A Spoon Full of Honey Helps the Medicine Go Down
I notice that once herbalists find their little piece of earth to tend they often become tied to the land. Over the years I have realized that we rarely leave this area during growing season; there is always some chore to be done. Sometimes I can become sheltered in my thinking by remaining so close to home. While this does wonders for my grounding, I discovered that it limits my imagination. Traveling has always been at the center of my heart; it brings me joy to explore what this world has to offer. The expansiveness and education that I receive when I journey to other countries, experiencing their food and plant medicine, is instrumental in my growth as a herbal product maker.

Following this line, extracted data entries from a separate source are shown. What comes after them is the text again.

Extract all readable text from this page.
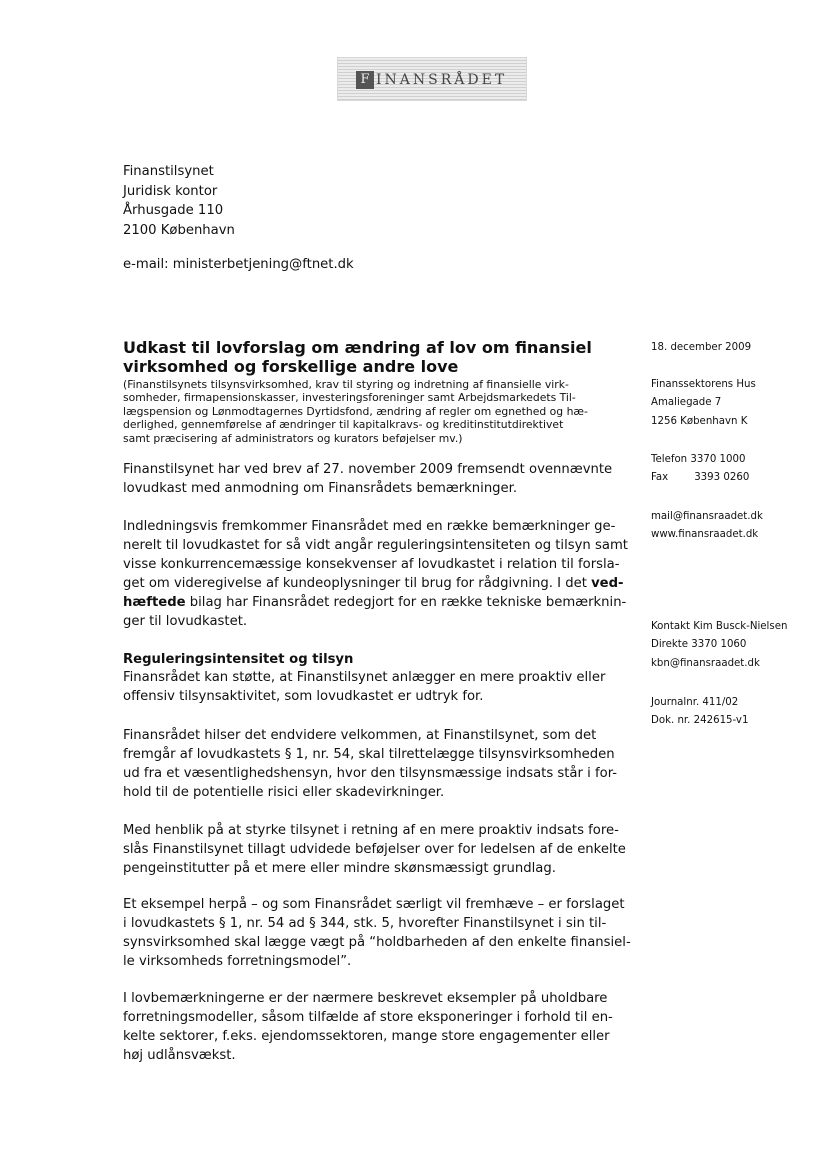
F INANSRÅDET
Finanstilsynet
Juridisk kontor
Århusgade 110
2100 København
e-mail: ministerbetjening@ftnet.dk
Udkast til lovforslag om ændring af lov om finansiel
virksomhed og forskellige andre love
(Finanstilsynets tilsynsvirksomhed, krav til styring og indretning af finansielle virk-
somheder, firmapensionskasser, investeringsforeninger samt Arbejdsmarkedets Til-
lægspension og Lønmodtagernes Dyrtidsfond, ændring af regler om egnethed og hæ-
derlighed, gennemførelse af ændringer til kapitalkravs- og kreditinstitutdirektivet
samt præcisering af administrators og kurators beføjelser mv.)

Finanstilsynet har ved brev af 27. november 2009 fremsendt ovennævnte
lovudkast med anmodning om Finansrådets bemærkninger.

Indledningsvis fremkommer Finansrådet med en række bemærkninger ge-
nerelt til lovudkastet for så vidt angår reguleringsintensiteten og tilsyn samt
visse konkurrencemæssige konsekvenser af lovudkastet i relation til forsla-
get om videregivelse af kundeoplysninger til brug for rådgivning. I det ved-
hæftede bilag har Finansrådet redegjort for en række tekniske bemærknin-
ger til lovudkastet.

Reguleringsintensitet og tilsyn

Finansrådet kan støtte, at Finanstilsynet anlægger en mere proaktiv eller
offensiv tilsynsaktivitet, som lovudkastet er udtryk for.

Finansrådet hilser det endvidere velkommen, at Finanstilsynet, som det
fremgår af lovudkastets § 1, nr. 54, skal tilrettelægge tilsynsvirksomheden
ud fra et væsentlighedshensyn, hvor den tilsynsmæssige indsats står i for-
hold til de potentielle risici eller skadevirkninger.

Med henblik på at styrke tilsynet i retning af en mere proaktiv indsats fore-
slås Finanstilsynet tillagt udvidede beføjelser over for ledelsen af de enkelte
pengeinstitutter på et mere eller mindre skønsmæssigt grundlag.

Et eksempel herpå – og som Finansrådet særligt vil fremhæve – er forslaget
i lovudkastets § 1, nr. 54 ad § 344, stk. 5, hvorefter Finanstilsynet i sin til-
synsvirksomhed skal lægge vægt på “holdbarheden af den enkelte finansiel-
le virksomheds forretningsmodel”.

I lovbemærkningerne er der nærmere beskrevet eksempler på uholdbare
forretningsmodeller, såsom tilfælde af store eksponeringer i forhold til en-
kelte sektorer, f.eks. ejendomssektoren, mange store engagementer eller
høj udlånsvækst.

18. december 2009
Finanssektorens Hus
Amaliegade 7
1256 København K
Telefon 3370 1000
Fax	3393 0260
mail@finansraadet.dk
www.finansraadet.dk
Kontakt Kim Busck-Nielsen
Direkte 3370 1060
kbn@finansraadet.dk
Journalnr. 411/02
Dok. nr. 242615-v1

I often need reminded that it is not necessary for me to travel far to continue my education, though it certainly is eye opening to experience different cultures and ways of doing things. Some of my most my cherished lessons were learned no more than 2 hours from our home. Every September I venture to the Women's Herbal Gathering (previously known as the Mid Atlantic Women's Herbal Conference) in Kempton, PA where I spend the weekend in and out of various seminars. This event attracts some of the most amazing herbalists from all over the world, and it has always been a pleasure to sit through their classes. In between lectures there are so many wonderful vendors selling their herbal wares, and it is here that I was first exposed to an electuary. One stall was offering a heart care electuary. I had never heard of an electuary before and was completely intrigued. After inquiring, I discovered that an electuary was just powdered herbs mixed in honey. I quickly bought it as I knew I just wanted to know more about this mode of administration. I fell in love with this product started experimenting with creating these remedies myself.
Years later I still make electuaries, though I usually reserve them for the less palatable herbs. I am completely in love with the joint supporting power that turmeric has to offer, but I am less impressed with his earthy flavor. I just knew that I needed to create a anti-inflammatory electuary with turmeric as the star. After formulation and experimentation, our Golden Milk electuary was born. You can usually find this product in our Autumn Box as it has become a favorite among our customers. I enjoy it in my coffee, stirred in hot almond milk or eaten right off the spoon.
I had a little fun creating our Tummy Tamer electuary. This spicy blend is amazing for easing nausea. It is created with warming ginger and cooling peppermint; a yin and yang of energetics. I also created this particular batch on the Equinox so if felt just a little extra balanced. I find ginger a little too spicy, so mixing this root with honey is the perfect way to reap the stomach soothing benefits while taming the heat.
I starting experimenting with different immune boosting herbs to go into our Winter Box. I wanted something potent enough to support people during the cold months, but tasty enough for them to look forward to enjoying. Acai is chock full of antioxidants, but can be very tart in flavor. Cordyceps carry great immune boosting properties, but I am not a fan of tasting mushrooms. Rose hips are high in Vitamin C, but again can be lip puckering. After much concocting in the kitchen, the amazing Berry Immune Boost electuary was created. This is one of those products that is enjoyed right off of the spoon, but can also be mixed in a hot beverage. It really is sweet enough to be a dessert. I have a few customers that tell me it is hard not to eat the whole jar in one sitting. Just 1-2 tsp a day will do wonders to keep you healthy during cold and flu season. A jar SHOULD last you through the winter if you can show some self restraint;)
I am a perpetual student and truly enjoy learning different concepts and ideas. I am grateful to my teachers, mentors and fellow herbalists that keep the plant medicine alive and thriving; sharing their knowledge with those willing to listen. Electuaries are not a new concept, but I was exposed to them late in life. Lucky for me I am curious and ready to seek out my next adventure. Where are you finding your life lessons these days?